I have just summarised a video by Psychiatrist Alok Kanija for myself, which is about maximising the benefits of empathy and lowering the drawbacks. It generally pleads the case, that people are getting more selfish and naricicistic, but the rarer empathy becomes the bigger the benefits become, sort of in a market supply/demand function.

In order to actually practise empathy well and dampen yourself of the negative sideeffect you need to:

1. Leave the stress with them after helping them
Mentally seperate the action of helping and your own life, you are not them

2. Help them help themselves, instead of solving their problem
A bit of a video gamey metaphor, but they need the experience they get from completing the skill check of fixing their life, in order to fix future issues. You are not supposed to roll the check for them, just give them a buff on the roll.
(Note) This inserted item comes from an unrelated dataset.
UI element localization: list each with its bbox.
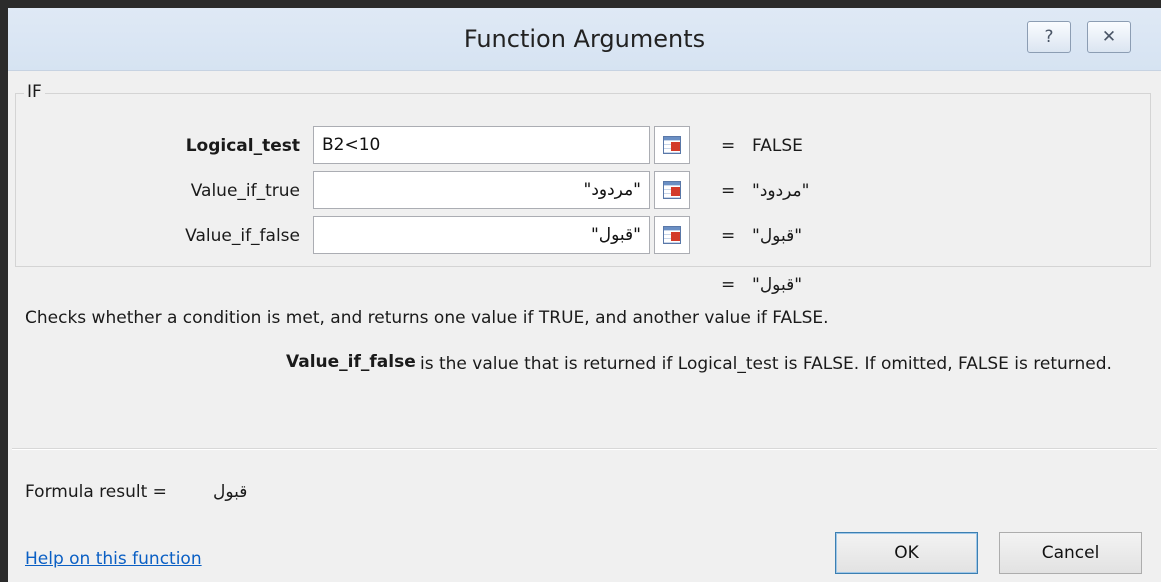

3. Be able to step out of your own perspective
The more closely you can render other people in your head and visualise their perspective, the more effective your help will become, and somewhat surprisingly, the less you will be emotionally affected by them

4. Be able to lower your own stress yoursef
Even with all these techniques, helping others is stressfull. You need to be good at standard coping mechanisms, journaling, walks in nature, video games, meditation, whatever works best for you.

5. Actually want to help them
He cites some fascinating research, that the motive has massive outcomes on the effect of helping others on yourself! You only reap the neurobiological rewards of empathy (higher dopamine/serotonin etc), if you are primarily motivated by actually bettering their life, not by being interested in return rewards, or even in those very biological rewards you get for helping others.